Synthesis of new modified MCM-41/PSF nanocomposite membrane for improvement of water permeation flux

Abstract

The preparation of MCM-41 nanoparticles was made using tetraethylorthosilicate as silica source and cetyltrimethylammonium bromide as surfactant. The X-ray diffraction, transmission electron microscopy, laser particle size analysis and N2 adsorption techniques were used for characterization of nanoparticles. The dimethyldichlorosilan (DMDCS) was applied to improve the dispersion of MCM-41 nanoparticles into the polysulfone (PSF) matrix. The investigation on the thermal stability with thermogravimetric analysis showed the enhanced stability of membranes possessing higher loading of MCM-41 nanaoparticles. The scanning electron microscopy was used to evaluate the quality of particles dispersion and the result showed that the modification of MCM-41 particles by DMDCS caused good quality dispersion of particles in to the polymer matrix. In order to enhance the hydrophilicity of MCM-41 nanoparticles, modification by ethylene diamine was performed. Permeation performance of the prepared membranes was evaluated in terms of water content (WC) and pure water flux (PWF) and NaCl salt rejection. The WC of modified membranes increased compared to unmodified and neat polymeric membranes.

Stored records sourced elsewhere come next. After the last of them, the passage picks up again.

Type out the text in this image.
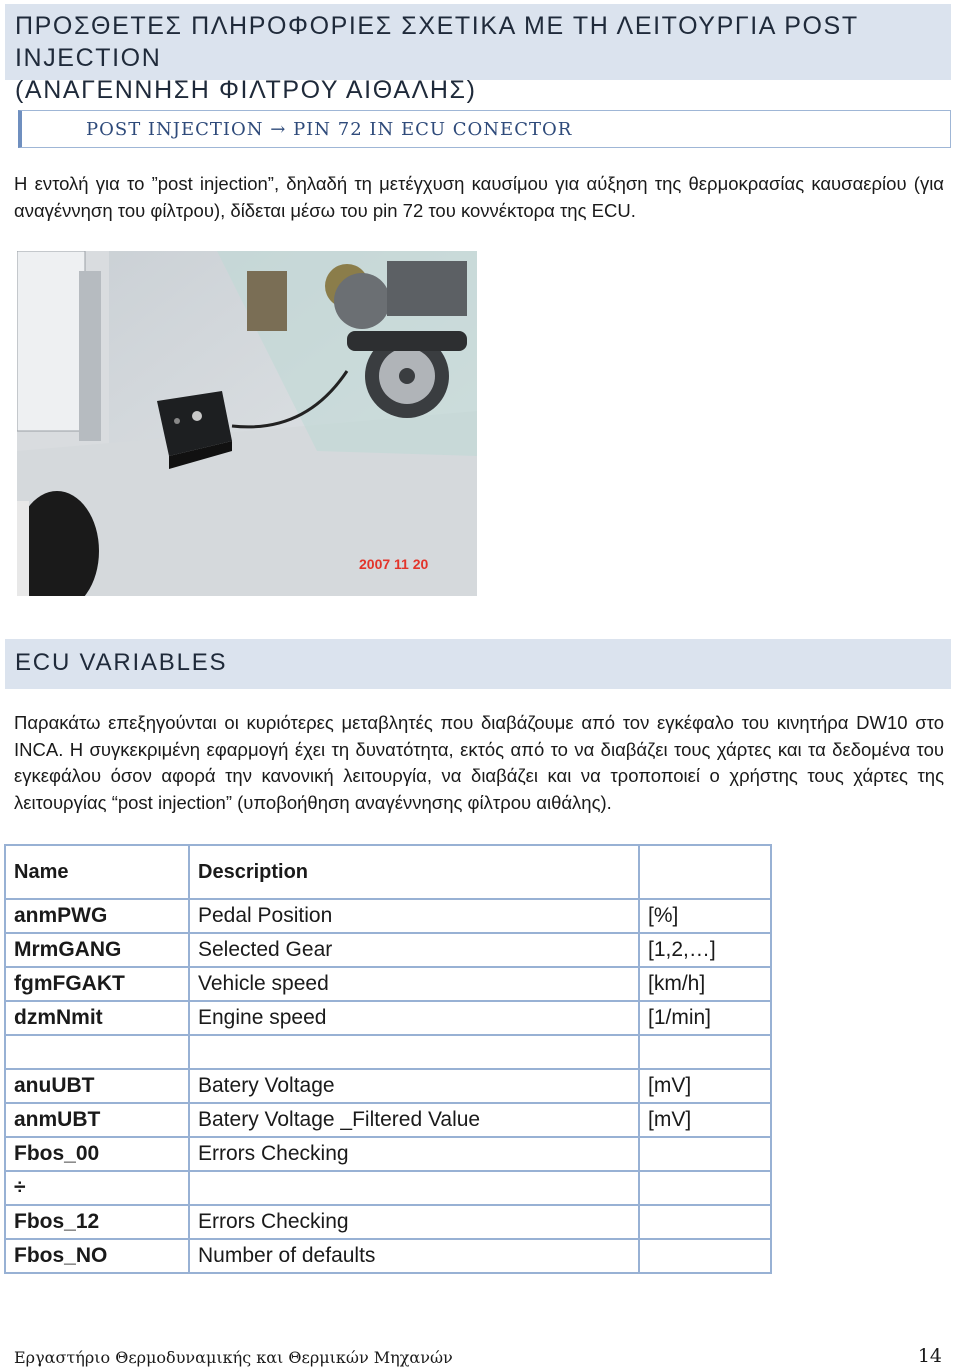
ΠΡΟΣΘΕΤΕΣ ΠΛΗΡΟΦΟΡΙΕΣ ΣΧΕΤΙΚΑ ΜΕ ΤΗ ΛΕΙΤΟΥΡΓΙΑ POST INJECTION
(ΑΝΑΓΕΝΝΗΣΗ ΦΙΛΤΡΟΥ ΑΙΘΑΛΗΣ)
POST INJECTION → PIN 72 IN ECU CONECTOR
Η εντολή για το ”post injection”, δηλαδή τη μετέγχυση καυσίμου για αύξηση της θερμοκρασίας καυσαερίου (για αναγέννηση του φίλτρου), δίδεται μέσω του pin 72 του κοννέκτορα της ECU.
2007 11 20
ECU VARIABLES
Παρακάτω επεξηγούνται οι κυριότερες μεταβλητές που διαβάζουμε από τον εγκέφαλο του κινητήρα DW10 στο INCA. Η συγκεκριμένη εφαρμογή έχει τη δυνατότητα, εκτός από το να διαβάζει τους χάρτες και τα δεδομένα του εγκεφάλου όσον αφορά την κανονική λειτουργία, να διαβάζει και να τροποποιεί ο χρήστης τους χάρτες της λειτουργίας “post injection” (υποβοήθηση αναγέννησης φίλτρου αιθάλης).
Name	Description	
anmPWG	Pedal Position	[%]
MrmGANG	Selected Gear	[1,2,…]
fgmFGAKT	Vehicle speed	[km/h]
dzmNmit	Engine speed	[1/min]

anuUBT	Batery Voltage	[mV]
anmUBT	Batery Voltage _Filtered Value	[mV]
Fbos_00	Errors Checking	
÷		
Fbos_12	Errors Checking	
Fbos_NO	Number of defaults	
Εργαστήριο Θερμοδυναμικής και Θερμικών Μηχανών	14
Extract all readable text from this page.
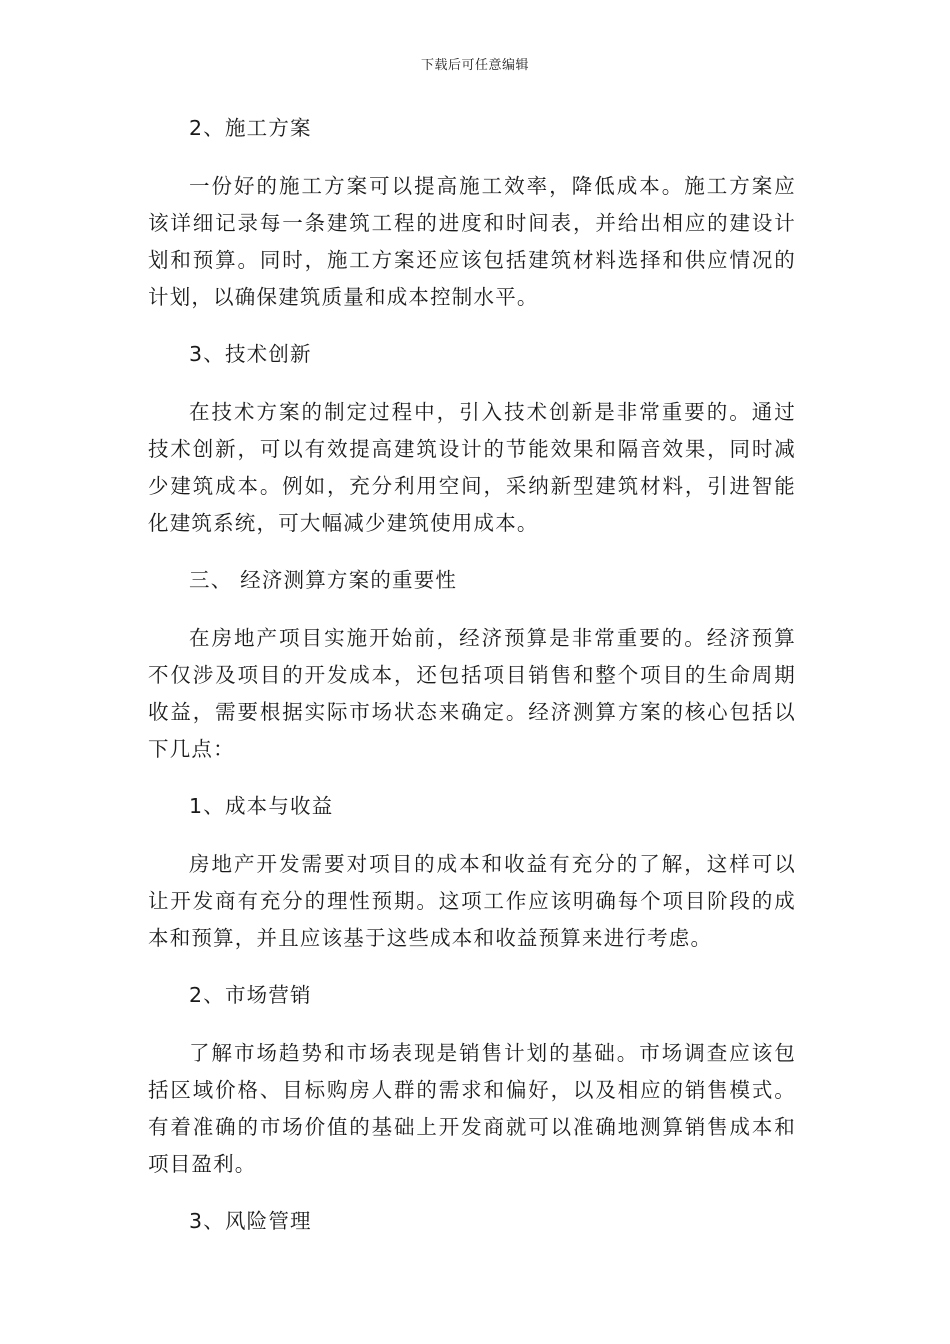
下载后可任意编辑

2、施工方案

一份好的施工方案可以提高施工效率，降低成本。施工方案应该详细记录每一条建筑工程的进度和时间表，并给出相应的建设计划和预算。同时，施工方案还应该包括建筑材料选择和供应情况的计划，以确保建筑质量和成本控制水平。

3、技术创新

在技术方案的制定过程中，引入技术创新是非常重要的。通过技术创新，可以有效提高建筑设计的节能效果和隔音效果，同时减少建筑成本。例如，充分利用空间，采纳新型建筑材料，引进智能化建筑系统，可大幅减少建筑使用成本。

三、 经济测算方案的重要性

在房地产项目实施开始前，经济预算是非常重要的。经济预算不仅涉及项目的开发成本，还包括项目销售和整个项目的生命周期收益，需要根据实际市场状态来确定。经济测算方案的核心包括以下几点：

1、成本与收益

房地产开发需要对项目的成本和收益有充分的了解，这样可以让开发商有充分的理性预期。这项工作应该明确每个项目阶段的成本和预算，并且应该基于这些成本和收益预算来进行考虑。

2、市场营销

了解市场趋势和市场表现是销售计划的基础。市场调查应该包括区域价格、目标购房人群的需求和偏好，以及相应的销售模式。有着准确的市场价值的基础上开发商就可以准确地测算销售成本和项目盈利。

3、风险管理
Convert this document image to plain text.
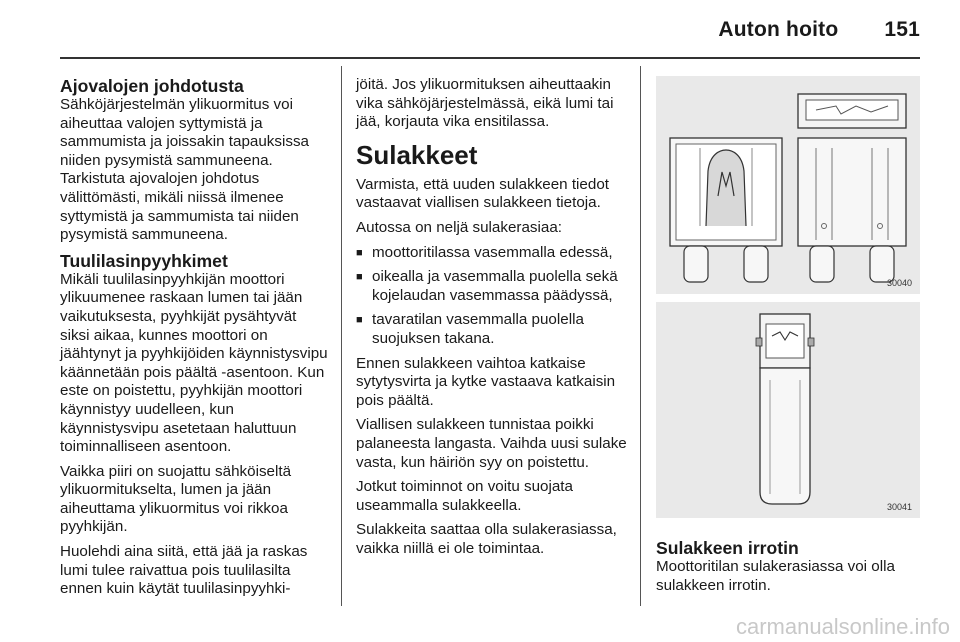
Auton hoito 151
Ajovalojen johdotusta

Sähköjärjestelmän ylikuormitus voi aiheuttaa valojen syttymistä ja sammumista ja joissakin tapauksissa niiden pysymistä sammuneena. Tarkistuta ajovalojen johdotus välittömästi, mikäli niissä ilmenee syttymistä ja sammumista tai niiden pysymistä sammuneena.

Tuulilasinpyyhkimet

Mikäli tuulilasinpyyhkijän moottori ylikuumenee raskaan lumen tai jään vaikutuksesta, pyyhkijät pysähtyvät siksi aikaa, kunnes moottori on jäähtynyt ja pyyhkijöiden käynnistysvipu käännetään pois päältä -asentoon. Kun este on poistettu, pyyhkijän moottori käynnistyy uudelleen, kun käynnistysvipu asetetaan haluttuun toiminnalliseen asentoon.

Vaikka piiri on suojattu sähköiseltä ylikuormitukselta, lumen ja jään aiheuttama ylikuormitus voi rikkoa pyyhkijän.

Huolehdi aina siitä, että jää ja raskas lumi tulee raivattua pois tuulilasilta ennen kuin käytät tuulilasinpyyhki-

jöitä. Jos ylikuormituksen aiheuttaakin vika sähköjärjestelmässä, eikä lumi tai jää, korjauta vika ensitilassa.

Sulakkeet

Varmista, että uuden sulakkeen tiedot vastaavat viallisen sulakkeen tietoja.

Autossa on neljä sulakerasiaa:

■ moottoritilassa vasemmalla edessä,
■ oikealla ja vasemmalla puolella sekä kojelaudan vasemmassa päädyssä,
■ tavaratilan vasemmalla puolella suojuksen takana.

Ennen sulakkeen vaihtoa katkaise sytytysvirta ja kytke vastaava katkaisin pois päältä.

Viallisen sulakkeen tunnistaa poikki palaneesta langasta. Vaihda uusi sulake vasta, kun häiriön syy on poistettu.

Jotkut toiminnot on voitu suojata useammalla sulakkeella.

Sulakkeita saattaa olla sulakerasiassa, vaikka niillä ei ole toimintaa.

30040
30041
Sulakkeen irrotin

Moottoritilan sulakerasiassa voi olla sulakkeen irrotin.

carmanualsonline.info
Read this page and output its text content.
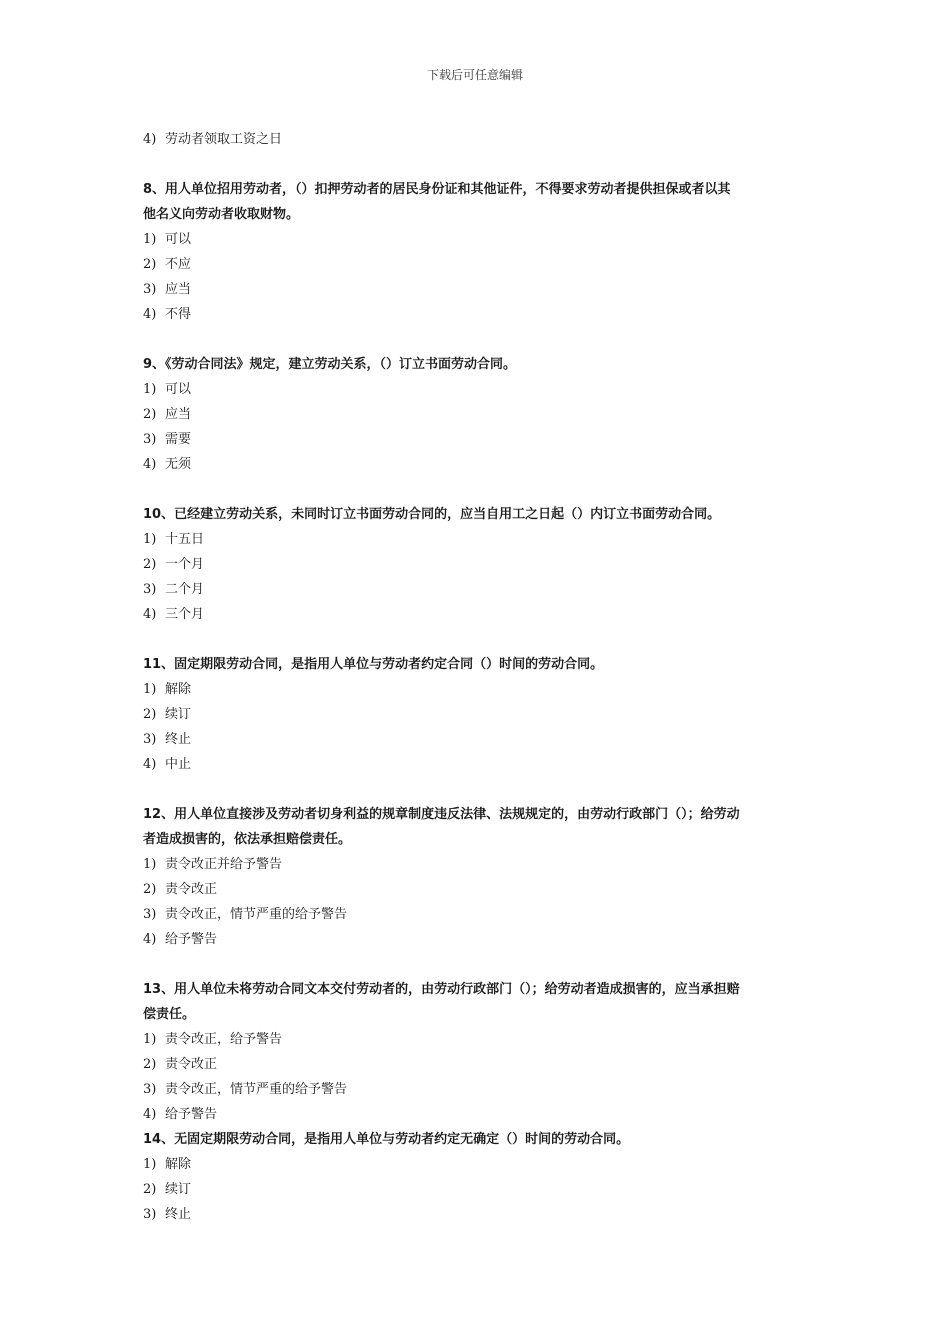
下载后可任意编辑
4) 劳动者领取工资之日
8、用人单位招用劳动者，（）扣押劳动者的居民身份证和其他证件，不得要求劳动者提供担保或者以其
他名义向劳动者收取财物。
1) 可以
2) 不应
3) 应当
4) 不得
9、《劳动合同法》规定，建立劳动关系，（）订立书面劳动合同。
1) 可以
2) 应当
3) 需要
4) 无须
10、已经建立劳动关系，未同时订立书面劳动合同的，应当自用工之日起（）内订立书面劳动合同。
1) 十五日
2) 一个月
3) 二个月
4) 三个月
11、固定期限劳动合同，是指用人单位与劳动者约定合同（）时间的劳动合同。
1) 解除
2) 续订
3) 终止
4) 中止
12、用人单位直接涉及劳动者切身利益的规章制度违反法律、法规规定的，由劳动行政部门（）；给劳动
者造成损害的，依法承担赔偿责任。
1) 责令改正并给予警告
2) 责令改正
3) 责令改正，情节严重的给予警告
4) 给予警告
13、用人单位未将劳动合同文本交付劳动者的，由劳动行政部门（）；给劳动者造成损害的，应当承担赔
偿责任。
1) 责令改正，给予警告
2) 责令改正
3) 责令改正，情节严重的给予警告
4) 给予警告
14、无固定期限劳动合同，是指用人单位与劳动者约定无确定（）时间的劳动合同。
1) 解除
2) 续订
3) 终止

The membranes, PWF permeation test showed that addition of modified MCM-41 nanoparticles led to increase in water permeation. The adequate NaCl, Na2SO4, and CaCl2 salt rejection indicated that the nanofilteration process incorporating MCM-41 particles into the matrix of PSF is a promising candidate for desalination applications. The rejection results indicate that the charge (Donnan) exclusion mechanism is the dominant effect resulting in high salt rejection.